Я попыталась объяснить себе, что я была и есть совершенно одинока, это нормально, и никто ничего мне не должен. Я не имею права воспринимать этот поступок Науэля как плевок в лицо. Я сама напридумывала себе невесть что, и только я виновата в своей обиде.

Интересно, а эта осветленная графоманка знает, что такое оргазм?

Не реветь. Ситуация этого явно не заслуживает. И не вслушиваться в тишину, пытаясь различить то, что меня не обрадует.

Я слонялась по комнате, долго, несколько часов, потом прилегла на кровать и в итоге то ли задремала, то сильно задумалась. Из этого состояния меня вырвали в реальность пронзительные крики.

Накинув пальто, убрав плеер в карман, я вышла из комнаты и пошла на вопли. Гостевые комнаты все или почти все были заняты. Сквозь приоткрытые двери я видела людей, спавших одетыми поверх покрывал, вповалку, храпящих на разные лады. Кажется, скандал потревожил только меня. Коридор повернул. Кричали в самой дальней комнате.
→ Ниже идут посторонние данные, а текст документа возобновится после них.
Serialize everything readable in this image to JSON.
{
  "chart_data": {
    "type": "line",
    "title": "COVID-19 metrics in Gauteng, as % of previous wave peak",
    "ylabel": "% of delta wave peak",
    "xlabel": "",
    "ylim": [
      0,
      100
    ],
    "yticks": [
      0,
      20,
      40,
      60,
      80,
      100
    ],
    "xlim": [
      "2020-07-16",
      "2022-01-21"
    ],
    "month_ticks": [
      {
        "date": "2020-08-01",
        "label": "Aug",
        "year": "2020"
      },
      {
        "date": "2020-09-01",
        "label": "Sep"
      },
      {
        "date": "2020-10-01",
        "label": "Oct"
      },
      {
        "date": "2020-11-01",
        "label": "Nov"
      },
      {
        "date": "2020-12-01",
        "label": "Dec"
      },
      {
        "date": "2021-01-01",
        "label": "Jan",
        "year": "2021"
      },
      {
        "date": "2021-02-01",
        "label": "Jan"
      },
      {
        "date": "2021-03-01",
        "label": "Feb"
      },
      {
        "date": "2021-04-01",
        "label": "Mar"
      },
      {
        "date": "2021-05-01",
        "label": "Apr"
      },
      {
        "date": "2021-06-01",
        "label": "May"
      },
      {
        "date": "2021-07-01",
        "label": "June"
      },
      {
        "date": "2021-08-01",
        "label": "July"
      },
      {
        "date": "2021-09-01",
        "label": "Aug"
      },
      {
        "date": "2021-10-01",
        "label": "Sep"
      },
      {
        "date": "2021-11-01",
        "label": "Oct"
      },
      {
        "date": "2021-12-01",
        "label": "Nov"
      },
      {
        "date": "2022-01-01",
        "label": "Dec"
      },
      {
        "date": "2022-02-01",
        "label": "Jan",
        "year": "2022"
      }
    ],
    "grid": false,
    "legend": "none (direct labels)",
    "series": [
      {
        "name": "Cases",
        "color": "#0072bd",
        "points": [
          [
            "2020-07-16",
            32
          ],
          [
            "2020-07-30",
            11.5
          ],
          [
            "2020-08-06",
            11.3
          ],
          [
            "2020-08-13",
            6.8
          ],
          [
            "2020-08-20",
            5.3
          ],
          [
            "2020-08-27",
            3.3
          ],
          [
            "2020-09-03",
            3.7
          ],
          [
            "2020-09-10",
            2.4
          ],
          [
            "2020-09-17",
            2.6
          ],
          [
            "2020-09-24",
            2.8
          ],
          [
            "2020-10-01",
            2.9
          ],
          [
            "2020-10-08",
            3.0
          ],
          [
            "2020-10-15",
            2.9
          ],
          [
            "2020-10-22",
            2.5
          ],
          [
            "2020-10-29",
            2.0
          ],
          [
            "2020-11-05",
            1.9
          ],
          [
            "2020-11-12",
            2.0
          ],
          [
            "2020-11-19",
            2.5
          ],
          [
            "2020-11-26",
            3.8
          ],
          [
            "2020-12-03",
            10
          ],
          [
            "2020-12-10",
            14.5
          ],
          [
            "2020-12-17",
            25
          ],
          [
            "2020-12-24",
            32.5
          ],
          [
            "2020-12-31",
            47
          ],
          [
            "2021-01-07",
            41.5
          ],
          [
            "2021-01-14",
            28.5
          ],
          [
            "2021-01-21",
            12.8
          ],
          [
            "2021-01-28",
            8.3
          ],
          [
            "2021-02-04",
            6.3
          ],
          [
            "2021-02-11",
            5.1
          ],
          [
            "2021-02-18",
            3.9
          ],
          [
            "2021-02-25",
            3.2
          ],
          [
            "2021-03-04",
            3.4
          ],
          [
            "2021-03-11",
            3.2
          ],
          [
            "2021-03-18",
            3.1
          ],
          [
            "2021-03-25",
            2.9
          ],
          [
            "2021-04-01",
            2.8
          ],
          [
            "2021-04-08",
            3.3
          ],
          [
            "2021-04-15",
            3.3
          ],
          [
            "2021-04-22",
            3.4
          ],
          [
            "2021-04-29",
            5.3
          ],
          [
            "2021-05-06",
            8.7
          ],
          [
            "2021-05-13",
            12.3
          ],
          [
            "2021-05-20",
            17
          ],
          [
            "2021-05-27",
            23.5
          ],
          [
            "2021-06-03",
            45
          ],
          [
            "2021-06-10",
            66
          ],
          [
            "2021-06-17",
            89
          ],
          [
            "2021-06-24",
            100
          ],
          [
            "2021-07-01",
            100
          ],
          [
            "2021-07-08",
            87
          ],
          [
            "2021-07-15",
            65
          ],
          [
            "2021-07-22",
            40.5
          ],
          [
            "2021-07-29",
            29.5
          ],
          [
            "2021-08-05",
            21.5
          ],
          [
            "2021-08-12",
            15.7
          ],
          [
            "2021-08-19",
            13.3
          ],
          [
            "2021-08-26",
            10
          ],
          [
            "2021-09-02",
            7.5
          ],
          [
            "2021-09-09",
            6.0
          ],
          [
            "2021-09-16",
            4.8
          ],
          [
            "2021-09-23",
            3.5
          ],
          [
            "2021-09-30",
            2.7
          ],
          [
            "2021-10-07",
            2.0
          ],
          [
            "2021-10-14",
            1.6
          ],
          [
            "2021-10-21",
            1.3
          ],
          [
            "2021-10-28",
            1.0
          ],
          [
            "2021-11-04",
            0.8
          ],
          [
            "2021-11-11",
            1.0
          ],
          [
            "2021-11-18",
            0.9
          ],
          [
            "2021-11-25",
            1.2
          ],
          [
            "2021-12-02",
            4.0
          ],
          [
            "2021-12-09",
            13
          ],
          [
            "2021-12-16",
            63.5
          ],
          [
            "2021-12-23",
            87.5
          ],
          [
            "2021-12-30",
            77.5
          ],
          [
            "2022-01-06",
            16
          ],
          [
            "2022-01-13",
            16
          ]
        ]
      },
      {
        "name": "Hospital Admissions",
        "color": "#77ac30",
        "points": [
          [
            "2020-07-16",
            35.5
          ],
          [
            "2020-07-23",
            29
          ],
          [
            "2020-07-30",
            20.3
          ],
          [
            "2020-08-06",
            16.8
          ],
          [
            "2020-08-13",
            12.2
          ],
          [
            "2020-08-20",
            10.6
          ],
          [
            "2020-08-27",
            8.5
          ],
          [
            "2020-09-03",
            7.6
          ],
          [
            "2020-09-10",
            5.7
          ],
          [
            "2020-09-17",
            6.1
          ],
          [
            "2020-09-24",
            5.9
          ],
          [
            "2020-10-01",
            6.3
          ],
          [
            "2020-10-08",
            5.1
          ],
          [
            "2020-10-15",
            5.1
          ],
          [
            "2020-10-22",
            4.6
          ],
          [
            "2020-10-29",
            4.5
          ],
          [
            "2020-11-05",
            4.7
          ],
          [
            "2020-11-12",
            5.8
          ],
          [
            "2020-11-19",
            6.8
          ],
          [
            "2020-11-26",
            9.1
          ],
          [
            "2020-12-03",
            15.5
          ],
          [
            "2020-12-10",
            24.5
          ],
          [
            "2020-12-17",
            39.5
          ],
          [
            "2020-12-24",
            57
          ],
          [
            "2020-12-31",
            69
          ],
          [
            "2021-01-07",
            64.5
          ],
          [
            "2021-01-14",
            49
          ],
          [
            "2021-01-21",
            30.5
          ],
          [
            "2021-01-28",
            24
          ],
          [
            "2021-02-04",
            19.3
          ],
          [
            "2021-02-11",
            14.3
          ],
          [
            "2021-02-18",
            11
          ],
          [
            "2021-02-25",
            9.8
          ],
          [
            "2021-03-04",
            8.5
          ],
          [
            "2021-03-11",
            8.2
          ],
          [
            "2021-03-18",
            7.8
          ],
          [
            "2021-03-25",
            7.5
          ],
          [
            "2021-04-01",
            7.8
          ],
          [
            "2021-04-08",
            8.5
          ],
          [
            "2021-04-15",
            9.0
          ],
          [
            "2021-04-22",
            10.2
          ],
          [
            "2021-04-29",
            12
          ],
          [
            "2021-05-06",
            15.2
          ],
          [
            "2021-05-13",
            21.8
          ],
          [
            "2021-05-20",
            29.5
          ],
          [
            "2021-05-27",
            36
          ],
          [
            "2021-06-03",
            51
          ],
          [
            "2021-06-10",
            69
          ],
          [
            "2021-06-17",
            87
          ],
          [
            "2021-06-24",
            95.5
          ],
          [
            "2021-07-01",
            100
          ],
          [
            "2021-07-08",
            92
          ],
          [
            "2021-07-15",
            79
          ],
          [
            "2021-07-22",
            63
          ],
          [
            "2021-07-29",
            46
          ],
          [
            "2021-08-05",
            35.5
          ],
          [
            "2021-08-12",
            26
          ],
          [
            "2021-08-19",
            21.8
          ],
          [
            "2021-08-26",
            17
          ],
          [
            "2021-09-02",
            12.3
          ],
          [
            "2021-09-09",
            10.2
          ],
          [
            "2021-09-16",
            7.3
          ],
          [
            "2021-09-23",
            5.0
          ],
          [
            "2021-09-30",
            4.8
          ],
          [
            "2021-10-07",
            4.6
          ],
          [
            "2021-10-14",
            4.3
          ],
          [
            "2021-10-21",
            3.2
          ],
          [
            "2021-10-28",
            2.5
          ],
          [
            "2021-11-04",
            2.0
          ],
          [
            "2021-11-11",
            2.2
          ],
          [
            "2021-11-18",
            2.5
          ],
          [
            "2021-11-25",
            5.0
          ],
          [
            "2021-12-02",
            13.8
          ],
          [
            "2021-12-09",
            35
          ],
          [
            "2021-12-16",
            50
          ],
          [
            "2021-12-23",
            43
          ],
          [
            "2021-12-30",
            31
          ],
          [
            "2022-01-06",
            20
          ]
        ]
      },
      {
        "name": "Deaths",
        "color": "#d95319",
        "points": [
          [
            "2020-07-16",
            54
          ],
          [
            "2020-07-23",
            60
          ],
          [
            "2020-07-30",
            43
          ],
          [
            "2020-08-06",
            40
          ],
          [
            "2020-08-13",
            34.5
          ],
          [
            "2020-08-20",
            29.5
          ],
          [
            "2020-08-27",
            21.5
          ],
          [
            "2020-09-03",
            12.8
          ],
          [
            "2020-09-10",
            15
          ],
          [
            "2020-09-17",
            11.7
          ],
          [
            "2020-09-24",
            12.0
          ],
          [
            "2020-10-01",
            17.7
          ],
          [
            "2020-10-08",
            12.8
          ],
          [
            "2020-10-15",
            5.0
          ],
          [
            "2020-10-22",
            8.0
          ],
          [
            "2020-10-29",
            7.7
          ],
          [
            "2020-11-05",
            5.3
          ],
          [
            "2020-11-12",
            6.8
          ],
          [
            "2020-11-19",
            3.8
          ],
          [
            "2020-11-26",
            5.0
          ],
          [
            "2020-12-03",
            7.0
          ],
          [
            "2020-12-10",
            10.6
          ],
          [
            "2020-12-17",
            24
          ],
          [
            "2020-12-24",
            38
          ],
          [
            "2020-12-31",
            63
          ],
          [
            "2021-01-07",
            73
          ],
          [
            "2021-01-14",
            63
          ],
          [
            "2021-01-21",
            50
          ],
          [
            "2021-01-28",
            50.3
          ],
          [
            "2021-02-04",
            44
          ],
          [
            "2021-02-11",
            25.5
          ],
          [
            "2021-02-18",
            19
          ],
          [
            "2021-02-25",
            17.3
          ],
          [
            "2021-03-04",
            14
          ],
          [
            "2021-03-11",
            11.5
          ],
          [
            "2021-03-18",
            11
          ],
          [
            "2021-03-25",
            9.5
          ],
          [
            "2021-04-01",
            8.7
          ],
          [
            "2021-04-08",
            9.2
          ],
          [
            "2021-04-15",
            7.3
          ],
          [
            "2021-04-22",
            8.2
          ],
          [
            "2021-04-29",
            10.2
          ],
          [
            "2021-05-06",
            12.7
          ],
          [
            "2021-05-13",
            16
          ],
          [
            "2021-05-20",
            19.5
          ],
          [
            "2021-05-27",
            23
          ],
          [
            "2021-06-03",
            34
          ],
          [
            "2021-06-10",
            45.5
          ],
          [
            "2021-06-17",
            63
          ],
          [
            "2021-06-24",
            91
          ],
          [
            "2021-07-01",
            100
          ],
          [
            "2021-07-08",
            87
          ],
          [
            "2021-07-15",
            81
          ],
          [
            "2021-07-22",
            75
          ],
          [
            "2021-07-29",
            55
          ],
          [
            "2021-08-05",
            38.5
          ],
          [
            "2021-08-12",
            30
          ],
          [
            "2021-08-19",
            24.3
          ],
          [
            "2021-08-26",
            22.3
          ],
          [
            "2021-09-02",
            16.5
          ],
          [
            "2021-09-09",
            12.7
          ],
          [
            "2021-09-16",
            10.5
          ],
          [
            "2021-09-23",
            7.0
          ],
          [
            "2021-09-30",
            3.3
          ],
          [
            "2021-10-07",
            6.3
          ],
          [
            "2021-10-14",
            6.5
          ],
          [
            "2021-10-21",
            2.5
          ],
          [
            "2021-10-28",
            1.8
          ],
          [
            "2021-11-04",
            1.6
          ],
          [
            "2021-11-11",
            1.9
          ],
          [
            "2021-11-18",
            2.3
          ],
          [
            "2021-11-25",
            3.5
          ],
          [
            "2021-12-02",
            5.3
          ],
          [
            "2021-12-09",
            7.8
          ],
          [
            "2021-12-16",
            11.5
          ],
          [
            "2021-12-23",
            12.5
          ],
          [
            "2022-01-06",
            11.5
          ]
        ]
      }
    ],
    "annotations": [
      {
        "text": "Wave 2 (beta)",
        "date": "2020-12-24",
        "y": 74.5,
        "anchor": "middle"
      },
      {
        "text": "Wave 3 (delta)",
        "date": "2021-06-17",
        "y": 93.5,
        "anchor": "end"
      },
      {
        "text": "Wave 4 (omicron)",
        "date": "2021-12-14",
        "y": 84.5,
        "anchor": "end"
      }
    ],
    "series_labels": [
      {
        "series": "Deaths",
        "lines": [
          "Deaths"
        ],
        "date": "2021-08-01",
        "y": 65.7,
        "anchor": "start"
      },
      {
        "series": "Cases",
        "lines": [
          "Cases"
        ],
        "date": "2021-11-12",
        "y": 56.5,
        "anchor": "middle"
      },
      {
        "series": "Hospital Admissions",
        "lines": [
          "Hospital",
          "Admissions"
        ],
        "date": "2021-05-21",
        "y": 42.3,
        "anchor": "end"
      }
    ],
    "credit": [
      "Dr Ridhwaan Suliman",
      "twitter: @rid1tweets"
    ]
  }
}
Комната оказалась не заперта, и я вошла. Мое сумеречное состояние сделало меня безразличной к соблюдению правил приличия, да и обстановка в этом доме не способствовала. Эти двое не посмотрели в мою сторону, как будто я была лишь сквозняком, протиснувшимся под дверью. Кажется, я уже начинала привыкать к тому, что меня здесь не видят в упор.
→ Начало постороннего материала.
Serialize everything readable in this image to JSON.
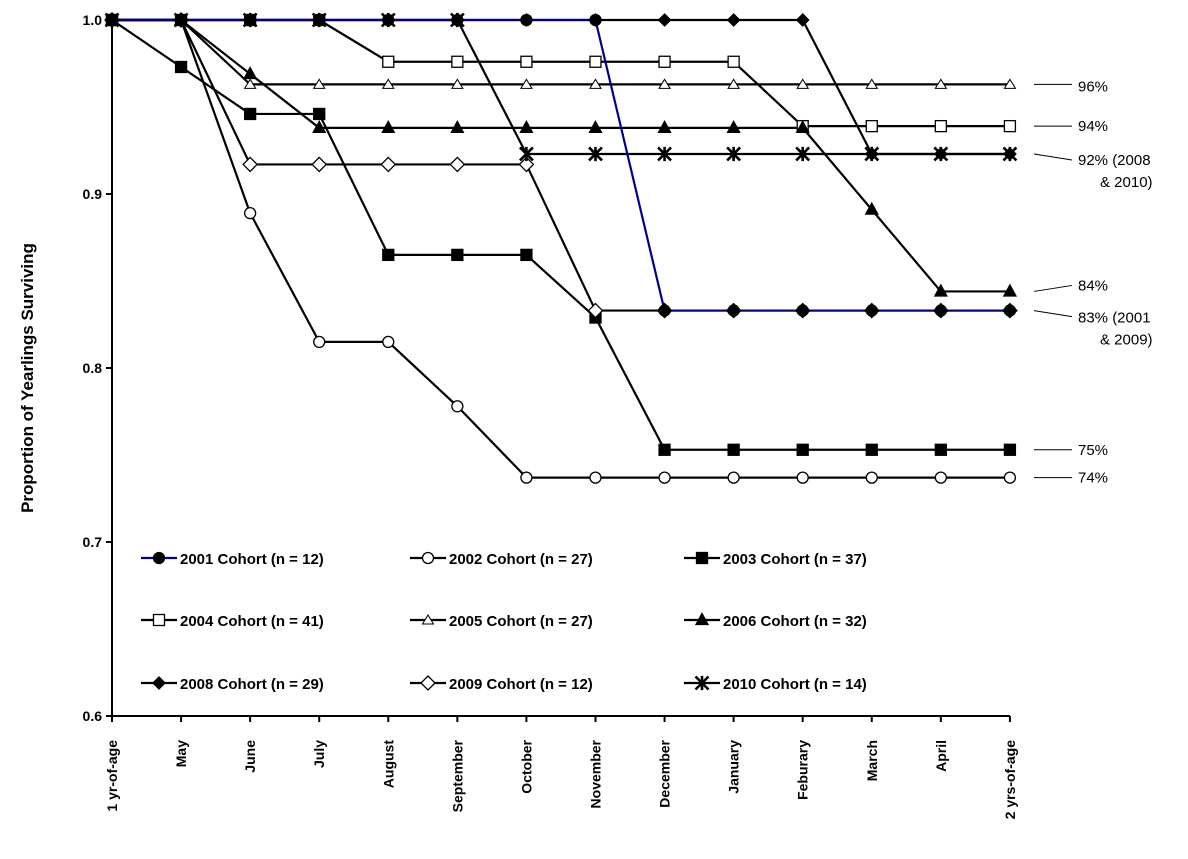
{
  "chart_data": {
    "type": "line",
    "ylabel": "Proportion of Yearlings Surviving",
    "ylim": [
      0.6,
      1.0
    ],
    "yticks": [
      "0.6",
      "0.7",
      "0.8",
      "0.9",
      "1.0"
    ],
    "categories": [
      "1 yr-of-age",
      "May",
      "June",
      "July",
      "August",
      "September",
      "October",
      "November",
      "December",
      "January",
      "Feburary",
      "March",
      "April",
      "2 yrs-of-age"
    ],
    "legend_position": "lower-left inside plot",
    "series": [
      {
        "name": "2001 Cohort (n = 12)",
        "color": "#00008B",
        "marker": "filled-circle",
        "values": [
          1.0,
          1.0,
          1.0,
          1.0,
          1.0,
          1.0,
          1.0,
          1.0,
          0.833,
          0.833,
          0.833,
          0.833,
          0.833,
          0.833
        ]
      },
      {
        "name": "2002 Cohort (n = 27)",
        "color": "#000000",
        "marker": "open-circle",
        "values": [
          1.0,
          1.0,
          0.889,
          0.815,
          0.815,
          0.778,
          0.737,
          0.737,
          0.737,
          0.737,
          0.737,
          0.737,
          0.737,
          0.737
        ]
      },
      {
        "name": "2003 Cohort (n = 37)",
        "color": "#000000",
        "marker": "filled-square",
        "values": [
          1.0,
          0.973,
          0.946,
          0.946,
          0.865,
          0.865,
          0.865,
          0.829,
          0.753,
          0.753,
          0.753,
          0.753,
          0.753,
          0.753
        ]
      },
      {
        "name": "2004 Cohort (n = 41)",
        "color": "#000000",
        "marker": "open-square",
        "values": [
          1.0,
          1.0,
          1.0,
          1.0,
          0.976,
          0.976,
          0.976,
          0.976,
          0.976,
          0.976,
          0.939,
          0.939,
          0.939,
          0.939
        ]
      },
      {
        "name": "2005 Cohort (n = 27)",
        "color": "#000000",
        "marker": "open-triangle",
        "values": [
          1.0,
          1.0,
          0.963,
          0.963,
          0.963,
          0.963,
          0.963,
          0.963,
          0.963,
          0.963,
          0.963,
          0.963,
          0.963,
          0.963
        ]
      },
      {
        "name": "2006 Cohort (n = 32)",
        "color": "#000000",
        "marker": "filled-triangle",
        "values": [
          1.0,
          1.0,
          0.969,
          0.938,
          0.938,
          0.938,
          0.938,
          0.938,
          0.938,
          0.938,
          0.938,
          0.891,
          0.844,
          0.844
        ]
      },
      {
        "name": "2008 Cohort (n = 29)",
        "color": "#000000",
        "marker": "filled-diamond",
        "values": [
          1.0,
          1.0,
          1.0,
          1.0,
          1.0,
          1.0,
          1.0,
          1.0,
          1.0,
          1.0,
          1.0,
          0.923,
          0.923,
          0.923
        ]
      },
      {
        "name": "2009 Cohort (n = 12)",
        "color": "#000000",
        "marker": "open-diamond",
        "values": [
          1.0,
          1.0,
          0.917,
          0.917,
          0.917,
          0.917,
          0.917,
          0.833,
          0.833,
          0.833,
          0.833,
          0.833,
          0.833,
          0.833
        ]
      },
      {
        "name": "2010 Cohort (n = 14)",
        "color": "#000000",
        "marker": "star",
        "values": [
          1.0,
          1.0,
          1.0,
          1.0,
          1.0,
          1.0,
          0.923,
          0.923,
          0.923,
          0.923,
          0.923,
          0.923,
          0.923,
          0.923
        ]
      }
    ],
    "annotations": [
      {
        "lines": [
          "96%"
        ],
        "value": 0.963
      },
      {
        "lines": [
          "94%"
        ],
        "value": 0.939
      },
      {
        "lines": [
          "92% (2008",
          "& 2010)"
        ],
        "value": 0.923
      },
      {
        "lines": [
          "84%"
        ],
        "value": 0.844
      },
      {
        "lines": [
          "83% (2001",
          "& 2009)"
        ],
        "value": 0.833
      },
      {
        "lines": [
          "75%"
        ],
        "value": 0.753
      },
      {
        "lines": [
          "74%"
        ],
        "value": 0.737
      }
    ]
  }
}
Полуголый Науэль сидел на кровати. Выражение его лица было не более эмоционально, чем посмертный слепок. Романтичная графоманка стояла напротив зеркала, облаченная в золотисто-бежевую шелковую ночную рубашку с таким глубоким декольте, что я бы не удивилась, заметив в нем лобковые волосы. С растрепанными волосами и расплывшейся от слез косметикой она выглядела не очень хорошо, демонстрируя, что, в отличие от ее героинь, ей сложно оставаться эталоном внешней безупречности, когда ситуация этому не способствует.

– Ты чудовище! – сказала она с придыханием и театрально прижала ладони к груди. – Ты вернулся лишь для того, чтобы освежить мои раны и покинуть меня снова!

Науэль закатил глаза. Выслушивать эти цитаты из любовных романов у него сил не было. Он заглянул под кровать и вытащил свою футболку.

– Не припоминаю, чтобы вчера я обещал остаться, – судя по раздраженно-тоскливой гримасе и механической интонации, он произносил эту фразу отнюдь не впервые за утро, и ему успело надоесть.

– Как ты бесчувственен, – она заморгала, проливая на щеки новые потоки слез.

– Ну да, ну да… – Науэль натянул мятую футболку и зевнул.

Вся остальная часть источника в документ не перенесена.